Comunidades foram devastadas por epidemias de doenças desde antes da humanidade existir. A doença faz parte da vida humana e reside na caixinha de “medos” dentro do nosso psicológico. Antes de termos o conhecimento sobre germes, micróbios, vírus e bactérias, encontrávamos explicações nas coisas da vida e da mente para as doenças que nos assolavam. A fúria de Deus, humores desbalanceados, miasmas: motivos para as mais diversas doenças.

Em seu primeiro ensaio, Doença como metáfora (1978), Susan Sontag explora os estigmas que cercam o doente de câncer e os compara com os da tuberculose. Na sua época, os tuberculosos eram romantizados, e a tuberculose se tornou a doença dos criativos, e se tornou comum agir como tuberculoso, mesmo que não se tivesse a doença. Já o câncer, é uma sentença de morte e sofrimento para o paciente, tratado até por familiares como se tivesse uma doença contagiosa. Até hoje, é um tabu.

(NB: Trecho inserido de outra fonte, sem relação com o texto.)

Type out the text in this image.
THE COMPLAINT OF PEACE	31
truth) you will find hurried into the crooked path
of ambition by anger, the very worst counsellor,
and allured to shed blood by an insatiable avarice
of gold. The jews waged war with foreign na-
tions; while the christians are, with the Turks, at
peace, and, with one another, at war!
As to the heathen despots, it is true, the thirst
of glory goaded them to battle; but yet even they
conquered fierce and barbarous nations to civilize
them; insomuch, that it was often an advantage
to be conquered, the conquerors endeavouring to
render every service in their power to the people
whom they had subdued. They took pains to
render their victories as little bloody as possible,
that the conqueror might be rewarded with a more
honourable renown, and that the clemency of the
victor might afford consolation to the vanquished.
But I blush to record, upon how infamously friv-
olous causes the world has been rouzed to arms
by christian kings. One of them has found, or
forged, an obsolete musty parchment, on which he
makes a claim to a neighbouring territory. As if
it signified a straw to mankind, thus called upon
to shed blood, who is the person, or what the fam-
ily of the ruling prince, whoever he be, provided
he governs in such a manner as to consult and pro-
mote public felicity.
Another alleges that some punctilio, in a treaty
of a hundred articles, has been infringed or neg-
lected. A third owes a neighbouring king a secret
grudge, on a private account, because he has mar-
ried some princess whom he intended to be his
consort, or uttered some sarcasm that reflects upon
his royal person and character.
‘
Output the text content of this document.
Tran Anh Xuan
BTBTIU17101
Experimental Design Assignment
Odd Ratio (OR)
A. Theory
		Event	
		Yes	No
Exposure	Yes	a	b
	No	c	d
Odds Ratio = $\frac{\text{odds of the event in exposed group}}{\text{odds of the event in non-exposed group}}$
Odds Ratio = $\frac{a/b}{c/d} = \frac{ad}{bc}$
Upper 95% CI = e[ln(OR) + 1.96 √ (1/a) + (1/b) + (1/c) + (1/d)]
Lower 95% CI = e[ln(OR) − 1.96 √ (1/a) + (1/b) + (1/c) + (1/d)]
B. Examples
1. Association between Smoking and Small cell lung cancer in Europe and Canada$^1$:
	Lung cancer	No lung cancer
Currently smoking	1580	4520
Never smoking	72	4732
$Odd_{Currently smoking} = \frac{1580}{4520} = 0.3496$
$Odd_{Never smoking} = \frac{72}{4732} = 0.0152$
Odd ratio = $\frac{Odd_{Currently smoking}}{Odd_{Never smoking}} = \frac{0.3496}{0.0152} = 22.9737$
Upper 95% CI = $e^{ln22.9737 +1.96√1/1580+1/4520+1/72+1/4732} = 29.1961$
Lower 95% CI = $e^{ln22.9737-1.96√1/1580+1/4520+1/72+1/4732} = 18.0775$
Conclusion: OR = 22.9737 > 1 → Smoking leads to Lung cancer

No segundo ensaio, AIDS e suas metáforas (1988), Sontag trabalha com a ascensão da AIDS, uma doença pouco conhecida na época, mas que rapidamente se infiltrou na mente do povo. Não era só uma sentença de morte, mas também um meio de descriminação – a AIDS não ganhou o doce apelido de “câncer gay” por nada. Novamente, o doente se viu à mercê de um imaginário popular acerca da sua condição. Novamente, Sontag tenta libertá-los dos estigmas e do irracionalismo.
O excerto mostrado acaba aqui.